Untung Basuki masih melantunkan dua sajak berikutnya, “Sajak Kerinduan” dan “Elegi”. Masih ingat di telinga baris yang diulang-ulang dalam lagu Elegi dari sajak Linus Suryadi AG itu, “Pergi menggoreskan luka kembali.....”. Setelahnya, masih ada pembacaan puisi Chairil berjudul “Aku” oleh Anang Hanani, saya tak kenal juga siapa dia. Yang saya ingat adalah ekspresinya ketika membawakan sajak “Aku” dengan garang dan terlalu cepat. Tampaknya memang sajak ini yang saya kenal pertama kali, dulu.

Sepenggal Kenangan

Mbak Eva mulai dipersilakan untuk bicara setelah pembawa acara membacakan sajak Chairil berjudul “Doa”. Kenangan dan cerita-cerita kecil yang tersisa dari sosok Chairil mulai mengalir. Mbak Eva bukan penyair, dia bekerja di bidang hukum, menjadi notaris. Putri keduanya juga seorang notaris. Mbak Eva tinggal di Krawang dan putrinya di Bekasi, jadilah seperti sajak Chairil “Krawang Bekasi”. Mbah Eva ditinggal mati Chairil ketika dia masih kelas tiga es de. Ibunya kemudian menikah lagi dan nama Chairil dirahasikan dari putrinya itu. Suatu hari, buku Chairil diterbitkan dan dari situlah Mbak Eva tahu siapa ayahnya.
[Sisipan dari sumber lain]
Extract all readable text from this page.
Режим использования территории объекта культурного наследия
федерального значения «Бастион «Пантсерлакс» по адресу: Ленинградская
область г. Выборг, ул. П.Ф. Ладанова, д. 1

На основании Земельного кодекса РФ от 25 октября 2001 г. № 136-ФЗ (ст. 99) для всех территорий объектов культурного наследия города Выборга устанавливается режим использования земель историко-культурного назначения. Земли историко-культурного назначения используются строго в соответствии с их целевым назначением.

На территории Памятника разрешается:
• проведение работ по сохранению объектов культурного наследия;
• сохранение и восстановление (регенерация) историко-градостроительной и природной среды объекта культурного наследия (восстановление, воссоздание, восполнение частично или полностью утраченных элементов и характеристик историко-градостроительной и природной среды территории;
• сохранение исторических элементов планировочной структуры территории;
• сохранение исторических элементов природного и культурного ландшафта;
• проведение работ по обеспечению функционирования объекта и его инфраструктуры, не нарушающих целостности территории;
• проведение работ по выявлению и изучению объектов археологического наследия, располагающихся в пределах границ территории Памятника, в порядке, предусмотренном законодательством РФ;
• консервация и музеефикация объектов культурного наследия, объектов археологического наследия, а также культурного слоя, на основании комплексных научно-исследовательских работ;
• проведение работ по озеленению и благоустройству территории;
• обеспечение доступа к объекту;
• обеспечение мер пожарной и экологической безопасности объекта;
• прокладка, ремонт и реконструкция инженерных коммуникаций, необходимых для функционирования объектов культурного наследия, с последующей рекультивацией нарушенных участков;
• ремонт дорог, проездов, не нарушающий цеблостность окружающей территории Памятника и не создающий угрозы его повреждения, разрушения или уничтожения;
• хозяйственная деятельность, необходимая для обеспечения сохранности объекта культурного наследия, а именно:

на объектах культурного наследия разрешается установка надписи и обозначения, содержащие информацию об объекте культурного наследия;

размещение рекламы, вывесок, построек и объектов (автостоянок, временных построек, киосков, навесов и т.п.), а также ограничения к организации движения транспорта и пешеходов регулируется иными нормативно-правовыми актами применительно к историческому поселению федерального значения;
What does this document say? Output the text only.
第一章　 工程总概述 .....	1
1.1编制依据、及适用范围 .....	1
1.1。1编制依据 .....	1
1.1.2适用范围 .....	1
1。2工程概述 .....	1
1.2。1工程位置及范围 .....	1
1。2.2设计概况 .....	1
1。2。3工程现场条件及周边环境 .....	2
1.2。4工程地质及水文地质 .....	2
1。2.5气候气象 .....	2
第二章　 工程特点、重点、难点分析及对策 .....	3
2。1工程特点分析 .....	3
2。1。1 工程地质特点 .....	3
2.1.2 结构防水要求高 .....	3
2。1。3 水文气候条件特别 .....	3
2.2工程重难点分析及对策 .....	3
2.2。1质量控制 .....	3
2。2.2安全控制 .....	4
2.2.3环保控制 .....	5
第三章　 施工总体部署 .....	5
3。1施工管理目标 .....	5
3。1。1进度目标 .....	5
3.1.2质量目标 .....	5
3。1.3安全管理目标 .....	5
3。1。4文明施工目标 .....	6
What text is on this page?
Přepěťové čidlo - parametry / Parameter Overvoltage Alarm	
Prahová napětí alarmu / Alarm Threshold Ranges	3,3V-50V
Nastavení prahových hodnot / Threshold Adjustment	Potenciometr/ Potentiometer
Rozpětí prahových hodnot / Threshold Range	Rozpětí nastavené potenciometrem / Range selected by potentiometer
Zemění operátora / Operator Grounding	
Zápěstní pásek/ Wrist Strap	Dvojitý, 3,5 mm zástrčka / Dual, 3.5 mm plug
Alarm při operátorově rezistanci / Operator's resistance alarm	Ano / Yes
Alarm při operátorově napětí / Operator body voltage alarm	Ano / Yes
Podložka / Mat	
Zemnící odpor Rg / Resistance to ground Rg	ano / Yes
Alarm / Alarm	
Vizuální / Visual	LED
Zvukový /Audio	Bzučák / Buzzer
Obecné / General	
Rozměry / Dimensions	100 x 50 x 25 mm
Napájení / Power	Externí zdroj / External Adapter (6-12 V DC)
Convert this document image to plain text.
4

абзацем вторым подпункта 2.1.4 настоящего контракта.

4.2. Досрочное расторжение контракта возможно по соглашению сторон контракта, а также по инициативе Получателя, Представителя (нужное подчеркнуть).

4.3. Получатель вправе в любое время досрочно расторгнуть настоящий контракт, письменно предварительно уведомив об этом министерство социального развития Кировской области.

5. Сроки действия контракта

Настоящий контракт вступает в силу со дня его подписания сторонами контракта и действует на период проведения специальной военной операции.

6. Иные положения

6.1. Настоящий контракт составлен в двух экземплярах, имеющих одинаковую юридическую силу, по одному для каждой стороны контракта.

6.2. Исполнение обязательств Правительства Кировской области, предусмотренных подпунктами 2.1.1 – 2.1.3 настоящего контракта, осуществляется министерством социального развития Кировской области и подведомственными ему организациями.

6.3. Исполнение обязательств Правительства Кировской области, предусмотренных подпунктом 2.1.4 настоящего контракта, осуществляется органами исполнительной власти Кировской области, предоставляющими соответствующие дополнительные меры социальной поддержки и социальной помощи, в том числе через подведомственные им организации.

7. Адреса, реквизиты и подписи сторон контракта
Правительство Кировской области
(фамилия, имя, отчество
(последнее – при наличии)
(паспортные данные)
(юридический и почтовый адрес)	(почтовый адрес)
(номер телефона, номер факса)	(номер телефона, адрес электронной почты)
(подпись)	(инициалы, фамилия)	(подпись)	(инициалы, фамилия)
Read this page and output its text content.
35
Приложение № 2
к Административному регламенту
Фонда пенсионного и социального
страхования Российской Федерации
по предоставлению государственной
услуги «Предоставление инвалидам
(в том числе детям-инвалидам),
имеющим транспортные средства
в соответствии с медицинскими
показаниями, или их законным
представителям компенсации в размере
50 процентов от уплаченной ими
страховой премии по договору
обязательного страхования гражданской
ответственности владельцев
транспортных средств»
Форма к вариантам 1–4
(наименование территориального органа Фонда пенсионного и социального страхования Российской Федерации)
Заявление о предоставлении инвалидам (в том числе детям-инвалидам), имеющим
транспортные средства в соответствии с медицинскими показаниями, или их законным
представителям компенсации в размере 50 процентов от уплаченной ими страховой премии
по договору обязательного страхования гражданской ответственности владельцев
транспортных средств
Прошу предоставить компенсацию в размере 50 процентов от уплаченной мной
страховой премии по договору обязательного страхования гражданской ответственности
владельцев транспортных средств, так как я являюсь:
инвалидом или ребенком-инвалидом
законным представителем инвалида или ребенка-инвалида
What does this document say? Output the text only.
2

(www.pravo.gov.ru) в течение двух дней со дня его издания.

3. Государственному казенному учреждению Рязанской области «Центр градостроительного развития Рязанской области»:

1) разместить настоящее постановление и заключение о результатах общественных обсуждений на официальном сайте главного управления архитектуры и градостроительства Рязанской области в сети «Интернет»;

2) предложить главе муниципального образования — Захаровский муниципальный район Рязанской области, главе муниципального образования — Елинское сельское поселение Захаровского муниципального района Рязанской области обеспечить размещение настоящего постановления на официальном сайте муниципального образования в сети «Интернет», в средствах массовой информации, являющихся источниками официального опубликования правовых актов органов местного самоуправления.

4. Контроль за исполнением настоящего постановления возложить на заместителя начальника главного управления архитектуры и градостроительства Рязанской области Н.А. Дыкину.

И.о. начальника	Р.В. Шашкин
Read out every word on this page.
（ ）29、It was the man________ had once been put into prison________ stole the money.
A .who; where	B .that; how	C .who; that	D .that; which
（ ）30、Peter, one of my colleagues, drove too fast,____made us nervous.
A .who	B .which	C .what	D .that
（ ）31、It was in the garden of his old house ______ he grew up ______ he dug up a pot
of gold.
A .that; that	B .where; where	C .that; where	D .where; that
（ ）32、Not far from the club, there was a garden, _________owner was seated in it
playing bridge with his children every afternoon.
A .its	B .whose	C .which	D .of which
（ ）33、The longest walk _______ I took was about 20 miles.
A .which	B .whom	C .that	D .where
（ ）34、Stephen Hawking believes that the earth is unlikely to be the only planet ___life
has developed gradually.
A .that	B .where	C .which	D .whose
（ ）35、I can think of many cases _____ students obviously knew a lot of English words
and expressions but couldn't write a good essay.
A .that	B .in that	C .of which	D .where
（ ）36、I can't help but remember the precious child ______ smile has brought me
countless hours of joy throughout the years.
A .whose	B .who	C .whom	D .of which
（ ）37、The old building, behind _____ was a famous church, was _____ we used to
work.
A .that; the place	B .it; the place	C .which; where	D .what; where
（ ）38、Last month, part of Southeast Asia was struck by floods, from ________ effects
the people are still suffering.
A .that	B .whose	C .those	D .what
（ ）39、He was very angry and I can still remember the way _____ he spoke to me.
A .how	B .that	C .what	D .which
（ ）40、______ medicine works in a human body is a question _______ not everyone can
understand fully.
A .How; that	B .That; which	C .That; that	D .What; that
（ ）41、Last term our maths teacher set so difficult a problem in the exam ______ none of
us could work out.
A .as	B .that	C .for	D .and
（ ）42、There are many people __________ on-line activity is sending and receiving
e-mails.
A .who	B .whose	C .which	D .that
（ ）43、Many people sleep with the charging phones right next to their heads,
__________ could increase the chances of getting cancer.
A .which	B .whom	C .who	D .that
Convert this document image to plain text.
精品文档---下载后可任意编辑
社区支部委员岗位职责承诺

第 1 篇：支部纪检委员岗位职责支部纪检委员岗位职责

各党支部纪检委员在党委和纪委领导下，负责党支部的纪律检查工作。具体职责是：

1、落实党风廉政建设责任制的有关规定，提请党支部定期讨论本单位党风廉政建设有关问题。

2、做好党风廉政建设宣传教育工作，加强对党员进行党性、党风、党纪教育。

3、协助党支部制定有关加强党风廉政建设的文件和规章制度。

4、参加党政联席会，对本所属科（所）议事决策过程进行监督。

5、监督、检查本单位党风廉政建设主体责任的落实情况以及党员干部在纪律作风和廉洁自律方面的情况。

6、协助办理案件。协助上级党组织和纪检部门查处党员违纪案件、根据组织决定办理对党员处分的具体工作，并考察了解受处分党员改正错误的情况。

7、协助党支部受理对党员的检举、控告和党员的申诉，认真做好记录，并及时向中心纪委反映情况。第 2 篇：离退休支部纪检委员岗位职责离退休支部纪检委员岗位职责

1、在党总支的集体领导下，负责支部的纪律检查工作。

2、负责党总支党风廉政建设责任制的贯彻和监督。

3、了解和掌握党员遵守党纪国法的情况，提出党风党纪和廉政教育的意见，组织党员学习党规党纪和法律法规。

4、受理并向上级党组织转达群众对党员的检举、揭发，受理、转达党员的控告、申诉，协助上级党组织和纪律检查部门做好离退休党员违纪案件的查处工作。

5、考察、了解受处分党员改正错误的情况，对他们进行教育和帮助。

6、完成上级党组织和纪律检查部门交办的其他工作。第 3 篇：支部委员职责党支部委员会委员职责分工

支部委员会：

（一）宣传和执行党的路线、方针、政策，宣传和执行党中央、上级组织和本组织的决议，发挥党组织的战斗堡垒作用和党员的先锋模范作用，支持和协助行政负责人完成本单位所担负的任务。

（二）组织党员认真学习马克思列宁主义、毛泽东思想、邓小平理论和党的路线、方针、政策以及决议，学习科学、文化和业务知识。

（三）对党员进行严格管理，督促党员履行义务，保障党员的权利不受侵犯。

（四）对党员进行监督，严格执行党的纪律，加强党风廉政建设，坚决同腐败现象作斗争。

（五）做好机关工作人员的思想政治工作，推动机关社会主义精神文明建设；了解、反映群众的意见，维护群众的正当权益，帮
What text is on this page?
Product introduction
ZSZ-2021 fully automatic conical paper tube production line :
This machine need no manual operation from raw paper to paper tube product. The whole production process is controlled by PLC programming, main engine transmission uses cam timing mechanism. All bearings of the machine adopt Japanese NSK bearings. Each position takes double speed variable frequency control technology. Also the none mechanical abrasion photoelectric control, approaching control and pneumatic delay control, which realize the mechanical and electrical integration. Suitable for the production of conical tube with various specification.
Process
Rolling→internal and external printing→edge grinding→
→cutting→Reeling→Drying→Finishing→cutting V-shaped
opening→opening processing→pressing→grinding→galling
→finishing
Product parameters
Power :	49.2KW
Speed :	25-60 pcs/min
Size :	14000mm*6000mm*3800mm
Mbak Eva melanjutkan cerita tentang rencana pemindahan makan Chairil dari Karet ke Krawang, mungkin biar Chairil bisa ikut merasakan berbaring bersama para pahlawan-pahlawan lain, tapi keluarga tak mengizinkan karena wasiat Chairil di salah satu puisinya, “di Karet-di karet daerahku yang akan datang”.

Chairil pernah bilang pada istrinya, kalau dia berumur panjang kepingin jadi menteri. Kalau dia berumur pendek, maka akan banyak orang yang akan berziarah ke kuburnya. Pada waktu itu masih dalam pemerintahan Belanda dan istrinya pun berkata, “boro-boro mau jadi menteri, malah masuk penjara.” Itulah sepenggal kisah yang pernah didengar Mbak Eva dari ibunya.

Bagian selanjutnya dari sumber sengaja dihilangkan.